The cuts are part of a corporate effort to generate annual run-rate cost savings of $500 million. Paramount implemented the February layoffs as it began to confront a number of financial challenges, mainly the impact of its declining cable TV business. Last week, in reporting second-quarter earnings, the company took a $6 billion write-down on its cable networks, joining industry peer Warner Bros Discovery in acknowledging the value destruction of that asset class.
The biggest concession to industry pressures has been to put the company up for sale. Skydance Media is poised to take control of Paramount in a merger to be completed by the first part of 2025. David Ellison’s company made multiple overtures during a seven-month period of negotiations, finally prevailing with a plan to invest $8 billion in a two-step takeover. It will first acquire controlling shareholder National Amusements Inc. before executing a merger with Paramount, with RedBird Capital and Oracle billionaire Larry Ellison among the financial backers.
During a call with Wall Street analysts to discuss the quarterly results, McCarthy said marketing and communications would be one of two areas to be targeted in the reductions. The other will be support functions including legal, finance and other areas of the company’s administrative operations.
Chatter had been mounting internally before official word came confirming the August 13 start of the cutbacks. This is a momentous month for Paramount, with layoffs beginning after earnings and ahead of the August 21 expiration of the “go-shop” period in the Skydance proposal. Other bidders have had 45 days to come forward. If no other compelling offer emerges and wins support from Paramount’s board, the Skydance transaction will proceed to a regulatory review.
Here is the full memo:
Hi Everyone,
In June, we laid out our Strategic Plan to return Paramount to profitable growth, which includes streamlining the organization and cutting costs by $500 million on an annualized basis. As we continue to advance our plan, we announced on our earnings call last week that we will be reducing our US-based workforce by approximately 15%, focusing on redundant functions and streamlining corporate teams.

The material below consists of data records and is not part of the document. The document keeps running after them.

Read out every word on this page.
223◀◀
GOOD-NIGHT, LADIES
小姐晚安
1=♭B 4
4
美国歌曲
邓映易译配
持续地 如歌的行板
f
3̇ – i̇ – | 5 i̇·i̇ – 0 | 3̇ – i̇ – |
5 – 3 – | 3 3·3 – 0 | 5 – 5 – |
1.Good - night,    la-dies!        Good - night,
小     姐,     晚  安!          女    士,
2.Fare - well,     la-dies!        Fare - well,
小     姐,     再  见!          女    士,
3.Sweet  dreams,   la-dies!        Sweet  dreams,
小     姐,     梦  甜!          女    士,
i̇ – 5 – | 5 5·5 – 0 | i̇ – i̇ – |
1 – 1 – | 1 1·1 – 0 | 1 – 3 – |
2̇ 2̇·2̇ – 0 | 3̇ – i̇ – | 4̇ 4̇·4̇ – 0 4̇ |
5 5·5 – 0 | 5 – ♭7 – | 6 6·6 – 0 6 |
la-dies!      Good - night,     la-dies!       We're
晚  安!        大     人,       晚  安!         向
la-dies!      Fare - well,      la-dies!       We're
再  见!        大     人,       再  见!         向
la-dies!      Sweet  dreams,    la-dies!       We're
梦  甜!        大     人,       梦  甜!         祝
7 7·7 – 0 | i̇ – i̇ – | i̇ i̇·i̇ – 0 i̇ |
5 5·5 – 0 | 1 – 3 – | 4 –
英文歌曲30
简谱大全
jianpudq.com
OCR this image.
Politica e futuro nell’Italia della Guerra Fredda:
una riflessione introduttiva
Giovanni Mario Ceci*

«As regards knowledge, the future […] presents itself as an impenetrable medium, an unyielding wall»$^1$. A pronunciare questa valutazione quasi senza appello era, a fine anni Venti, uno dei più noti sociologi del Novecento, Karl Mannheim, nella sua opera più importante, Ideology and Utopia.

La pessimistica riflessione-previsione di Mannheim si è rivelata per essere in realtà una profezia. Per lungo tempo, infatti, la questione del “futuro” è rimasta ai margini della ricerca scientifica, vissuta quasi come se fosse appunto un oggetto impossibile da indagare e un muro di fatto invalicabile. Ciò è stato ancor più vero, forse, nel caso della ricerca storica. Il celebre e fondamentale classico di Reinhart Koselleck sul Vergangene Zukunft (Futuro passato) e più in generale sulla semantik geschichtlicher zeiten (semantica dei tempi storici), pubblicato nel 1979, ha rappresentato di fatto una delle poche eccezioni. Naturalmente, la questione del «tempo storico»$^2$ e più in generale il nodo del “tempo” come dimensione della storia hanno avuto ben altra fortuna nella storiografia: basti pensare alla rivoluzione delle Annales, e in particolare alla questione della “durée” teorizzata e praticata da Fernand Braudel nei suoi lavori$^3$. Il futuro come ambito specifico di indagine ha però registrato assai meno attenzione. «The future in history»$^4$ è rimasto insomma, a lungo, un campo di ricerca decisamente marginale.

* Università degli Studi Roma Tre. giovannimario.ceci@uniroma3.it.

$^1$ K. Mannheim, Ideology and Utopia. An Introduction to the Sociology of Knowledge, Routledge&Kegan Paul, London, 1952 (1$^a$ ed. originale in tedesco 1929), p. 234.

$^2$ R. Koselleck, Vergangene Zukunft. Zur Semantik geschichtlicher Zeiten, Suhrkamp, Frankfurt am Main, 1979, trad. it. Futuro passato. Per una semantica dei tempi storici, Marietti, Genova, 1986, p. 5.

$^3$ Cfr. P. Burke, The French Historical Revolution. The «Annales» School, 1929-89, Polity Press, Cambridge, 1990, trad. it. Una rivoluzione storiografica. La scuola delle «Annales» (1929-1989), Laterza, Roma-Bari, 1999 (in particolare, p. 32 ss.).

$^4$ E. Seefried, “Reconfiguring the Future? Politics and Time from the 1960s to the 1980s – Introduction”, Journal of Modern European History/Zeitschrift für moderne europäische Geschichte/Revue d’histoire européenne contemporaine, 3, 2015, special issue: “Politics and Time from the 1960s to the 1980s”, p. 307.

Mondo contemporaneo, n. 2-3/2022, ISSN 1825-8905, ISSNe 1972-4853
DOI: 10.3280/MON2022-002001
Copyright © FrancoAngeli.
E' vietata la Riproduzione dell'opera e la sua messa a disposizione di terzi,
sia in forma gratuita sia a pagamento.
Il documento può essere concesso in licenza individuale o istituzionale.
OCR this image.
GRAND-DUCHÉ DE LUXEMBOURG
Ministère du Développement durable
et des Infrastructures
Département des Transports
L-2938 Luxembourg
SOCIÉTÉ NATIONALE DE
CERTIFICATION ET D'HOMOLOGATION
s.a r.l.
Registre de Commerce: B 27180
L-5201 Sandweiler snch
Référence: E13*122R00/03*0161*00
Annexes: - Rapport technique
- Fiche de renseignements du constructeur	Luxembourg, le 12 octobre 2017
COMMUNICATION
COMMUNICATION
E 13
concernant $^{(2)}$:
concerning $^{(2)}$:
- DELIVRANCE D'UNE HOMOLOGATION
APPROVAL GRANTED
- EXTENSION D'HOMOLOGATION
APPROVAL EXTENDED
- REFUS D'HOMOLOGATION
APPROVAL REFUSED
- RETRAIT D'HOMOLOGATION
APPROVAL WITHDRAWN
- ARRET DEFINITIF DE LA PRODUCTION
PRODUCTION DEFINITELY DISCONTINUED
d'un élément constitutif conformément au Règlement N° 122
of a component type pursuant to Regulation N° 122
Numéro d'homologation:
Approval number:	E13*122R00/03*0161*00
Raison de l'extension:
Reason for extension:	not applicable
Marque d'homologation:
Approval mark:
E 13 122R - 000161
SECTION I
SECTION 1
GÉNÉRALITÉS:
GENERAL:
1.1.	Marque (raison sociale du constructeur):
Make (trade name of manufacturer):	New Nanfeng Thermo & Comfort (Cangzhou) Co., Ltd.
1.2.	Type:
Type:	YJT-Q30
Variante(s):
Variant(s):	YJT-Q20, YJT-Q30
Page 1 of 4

This process will take place in three phases, starting today and continuing through the end of the year. We expect 90% of these actions to be complete by the end of September.
We know that having to part ways with teammates whose contributions have been instrumental to our success is incredibly hard. In partnership with our HR leaders, we are committed to providing support to employees transitioning on from Paramount and to our teams who will need to adapt to these changes. During this time, we ask that everyone please be mindful of how this news may affect your colleagues and offer support to those who need it.
The industry continues to evolve, and Paramount is at an inflection point where changes must be made to strengthen our business. And while these actions are often difficult, we are confident in our direction forward. We understand that you may have questions about next steps, and while we may not be able to provide all the answers at this time, we will continue to update you on our progress.
We remain ever grateful for your hard work in delivering results for our audiences and communities.